The anteroom we entered was occupied by five or six women who were running about, apparently in random fashion, and periodically emitting the wails that we had heard from the hallway. One of them noticed us and motioned us frantically into the inner office. There we found a gentleman in his mid-forties. He was wearing a gray suit and was sprawled between a desk and a chair. His skin was bluish-gray and his pants were wet. It was obvious that he had been transferred to the Great Corporation in the Sky. I walked back into the anteroom, where I triggered off another burst of wailing. I asked if anyone could tell me what had happened.

The calmest member of the group, a tall, middle-aged woman who had been sitting at the desk dabbing at her eyes, came up to me. “I was taking dictation from him,” she said, “when he just stopped talking and grabbed his chest, and turned gray all over, and slid out of his chair.”
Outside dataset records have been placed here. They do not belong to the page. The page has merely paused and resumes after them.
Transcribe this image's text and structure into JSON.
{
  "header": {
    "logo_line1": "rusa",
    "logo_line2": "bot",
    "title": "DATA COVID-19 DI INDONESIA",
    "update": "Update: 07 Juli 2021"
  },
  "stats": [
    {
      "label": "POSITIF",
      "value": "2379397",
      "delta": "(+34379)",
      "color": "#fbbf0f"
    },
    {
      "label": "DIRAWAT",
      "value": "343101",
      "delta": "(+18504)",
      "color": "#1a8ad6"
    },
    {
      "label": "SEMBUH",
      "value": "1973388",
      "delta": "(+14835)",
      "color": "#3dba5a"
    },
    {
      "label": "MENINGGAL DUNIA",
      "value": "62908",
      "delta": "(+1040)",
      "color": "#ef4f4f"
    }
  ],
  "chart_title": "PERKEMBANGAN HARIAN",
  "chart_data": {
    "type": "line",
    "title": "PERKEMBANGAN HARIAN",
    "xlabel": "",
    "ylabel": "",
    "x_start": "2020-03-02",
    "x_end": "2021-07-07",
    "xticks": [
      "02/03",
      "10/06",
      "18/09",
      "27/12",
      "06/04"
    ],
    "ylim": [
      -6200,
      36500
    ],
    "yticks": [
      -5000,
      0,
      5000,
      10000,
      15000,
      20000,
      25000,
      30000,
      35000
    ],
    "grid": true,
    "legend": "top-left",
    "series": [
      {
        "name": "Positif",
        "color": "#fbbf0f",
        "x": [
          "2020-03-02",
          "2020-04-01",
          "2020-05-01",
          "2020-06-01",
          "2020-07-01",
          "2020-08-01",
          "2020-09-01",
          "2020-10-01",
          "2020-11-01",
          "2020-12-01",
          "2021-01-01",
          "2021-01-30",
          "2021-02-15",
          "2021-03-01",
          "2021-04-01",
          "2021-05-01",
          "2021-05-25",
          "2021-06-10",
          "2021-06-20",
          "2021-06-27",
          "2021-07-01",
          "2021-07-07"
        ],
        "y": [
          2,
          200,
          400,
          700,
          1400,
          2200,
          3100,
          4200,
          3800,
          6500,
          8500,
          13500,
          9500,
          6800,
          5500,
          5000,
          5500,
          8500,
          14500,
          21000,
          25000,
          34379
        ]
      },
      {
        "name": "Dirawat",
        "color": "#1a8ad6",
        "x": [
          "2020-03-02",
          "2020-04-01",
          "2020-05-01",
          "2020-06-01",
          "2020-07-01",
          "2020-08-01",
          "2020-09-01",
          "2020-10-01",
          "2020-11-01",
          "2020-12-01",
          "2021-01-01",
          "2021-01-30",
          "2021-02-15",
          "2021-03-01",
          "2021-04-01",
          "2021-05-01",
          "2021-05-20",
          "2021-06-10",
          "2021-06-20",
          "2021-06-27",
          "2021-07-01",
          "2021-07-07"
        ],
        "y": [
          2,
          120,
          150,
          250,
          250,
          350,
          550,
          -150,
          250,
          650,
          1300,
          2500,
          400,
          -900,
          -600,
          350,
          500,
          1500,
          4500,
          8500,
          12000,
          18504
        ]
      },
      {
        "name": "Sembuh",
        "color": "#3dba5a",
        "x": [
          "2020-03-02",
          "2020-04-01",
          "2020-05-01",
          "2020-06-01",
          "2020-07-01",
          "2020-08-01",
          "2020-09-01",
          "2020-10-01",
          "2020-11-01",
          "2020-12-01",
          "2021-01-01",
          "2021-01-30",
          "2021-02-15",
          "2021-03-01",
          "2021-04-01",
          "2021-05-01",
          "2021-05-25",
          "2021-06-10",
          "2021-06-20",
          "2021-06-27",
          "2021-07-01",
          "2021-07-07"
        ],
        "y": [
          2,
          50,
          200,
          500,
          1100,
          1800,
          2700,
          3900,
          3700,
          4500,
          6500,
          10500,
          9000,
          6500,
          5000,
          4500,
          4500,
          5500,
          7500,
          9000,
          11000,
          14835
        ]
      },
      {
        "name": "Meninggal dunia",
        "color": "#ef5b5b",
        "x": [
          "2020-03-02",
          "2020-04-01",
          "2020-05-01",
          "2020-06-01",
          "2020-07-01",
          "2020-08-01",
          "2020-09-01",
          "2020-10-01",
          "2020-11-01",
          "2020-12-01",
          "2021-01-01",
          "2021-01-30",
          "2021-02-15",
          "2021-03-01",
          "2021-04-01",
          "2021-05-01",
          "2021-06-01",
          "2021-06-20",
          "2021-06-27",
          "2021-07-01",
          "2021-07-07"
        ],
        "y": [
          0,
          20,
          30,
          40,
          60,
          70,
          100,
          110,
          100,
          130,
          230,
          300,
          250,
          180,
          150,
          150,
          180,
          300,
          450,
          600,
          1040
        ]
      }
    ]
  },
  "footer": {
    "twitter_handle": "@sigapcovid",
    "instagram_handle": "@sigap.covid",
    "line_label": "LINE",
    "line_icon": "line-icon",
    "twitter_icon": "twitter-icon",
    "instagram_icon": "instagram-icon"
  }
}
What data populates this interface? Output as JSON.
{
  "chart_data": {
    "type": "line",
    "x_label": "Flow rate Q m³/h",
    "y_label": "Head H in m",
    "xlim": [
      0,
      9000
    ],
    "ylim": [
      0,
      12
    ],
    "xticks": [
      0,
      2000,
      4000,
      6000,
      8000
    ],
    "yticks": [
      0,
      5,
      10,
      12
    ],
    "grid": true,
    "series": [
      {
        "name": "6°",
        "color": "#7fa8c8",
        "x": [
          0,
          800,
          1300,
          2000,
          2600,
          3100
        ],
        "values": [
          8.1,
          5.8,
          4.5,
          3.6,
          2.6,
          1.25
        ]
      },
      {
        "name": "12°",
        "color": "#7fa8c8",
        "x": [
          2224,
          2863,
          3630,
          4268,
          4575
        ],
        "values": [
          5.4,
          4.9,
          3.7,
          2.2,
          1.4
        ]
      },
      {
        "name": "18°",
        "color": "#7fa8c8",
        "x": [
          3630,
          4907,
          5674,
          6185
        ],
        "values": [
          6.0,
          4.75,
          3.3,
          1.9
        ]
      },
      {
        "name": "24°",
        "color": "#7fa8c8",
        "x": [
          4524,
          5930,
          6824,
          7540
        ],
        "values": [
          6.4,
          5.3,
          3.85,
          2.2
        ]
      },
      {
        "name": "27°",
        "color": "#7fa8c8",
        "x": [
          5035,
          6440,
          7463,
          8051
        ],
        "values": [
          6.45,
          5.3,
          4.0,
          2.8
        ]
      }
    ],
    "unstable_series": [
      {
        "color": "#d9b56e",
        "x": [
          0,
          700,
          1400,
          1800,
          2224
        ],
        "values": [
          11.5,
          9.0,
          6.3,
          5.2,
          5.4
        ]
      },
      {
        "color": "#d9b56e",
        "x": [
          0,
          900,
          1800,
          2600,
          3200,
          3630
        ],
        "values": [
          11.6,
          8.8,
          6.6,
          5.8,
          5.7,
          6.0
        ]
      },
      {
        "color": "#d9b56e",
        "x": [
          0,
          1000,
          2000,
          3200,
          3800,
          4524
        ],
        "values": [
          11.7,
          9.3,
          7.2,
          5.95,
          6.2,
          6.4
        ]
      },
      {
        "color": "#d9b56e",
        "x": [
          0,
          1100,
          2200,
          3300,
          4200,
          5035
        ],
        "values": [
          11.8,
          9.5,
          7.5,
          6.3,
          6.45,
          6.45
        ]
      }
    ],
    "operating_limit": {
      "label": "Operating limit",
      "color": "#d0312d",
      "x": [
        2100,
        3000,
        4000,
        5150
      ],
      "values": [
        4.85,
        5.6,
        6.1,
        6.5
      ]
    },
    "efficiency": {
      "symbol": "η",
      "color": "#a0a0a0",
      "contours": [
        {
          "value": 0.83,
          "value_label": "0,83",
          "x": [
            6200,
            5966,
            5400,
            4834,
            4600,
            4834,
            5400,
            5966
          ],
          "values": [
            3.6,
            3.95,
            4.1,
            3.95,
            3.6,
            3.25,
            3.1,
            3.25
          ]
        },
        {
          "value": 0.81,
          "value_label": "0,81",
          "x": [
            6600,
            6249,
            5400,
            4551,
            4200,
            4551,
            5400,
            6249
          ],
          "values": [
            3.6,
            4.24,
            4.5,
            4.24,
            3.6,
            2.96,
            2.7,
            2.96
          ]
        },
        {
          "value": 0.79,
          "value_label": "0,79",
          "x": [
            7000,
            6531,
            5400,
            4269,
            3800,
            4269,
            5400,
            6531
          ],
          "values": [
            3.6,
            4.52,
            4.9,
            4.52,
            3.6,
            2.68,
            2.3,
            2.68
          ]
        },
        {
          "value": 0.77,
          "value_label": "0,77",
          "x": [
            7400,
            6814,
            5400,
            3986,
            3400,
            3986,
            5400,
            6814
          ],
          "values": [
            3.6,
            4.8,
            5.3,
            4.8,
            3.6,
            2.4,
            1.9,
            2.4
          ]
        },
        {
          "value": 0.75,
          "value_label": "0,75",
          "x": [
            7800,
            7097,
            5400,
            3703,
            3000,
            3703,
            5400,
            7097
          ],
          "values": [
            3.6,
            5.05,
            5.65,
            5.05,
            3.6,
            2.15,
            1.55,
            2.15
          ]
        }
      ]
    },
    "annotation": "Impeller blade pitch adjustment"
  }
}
“How long ago did it happen?” I asked.

“About three o’clock,” she answered. I looked at my watch; it was 3:40. At that point, a fat, heavily made-up woman ran over from the periphery where she had been pacing, and grabbed on to my lapels. “He’s dead, isn’t he?” she wailed.

“Well, uh…yes.…”

That set her siren going full blast. “You don’t have to tell me; I just know he’s dead.” She began to cry inconsolably.

I tried to calm her down. Aside from the commotion she was causing, she was on the verge of ripping my coat or choking me. “Was he your boss?” I asked her.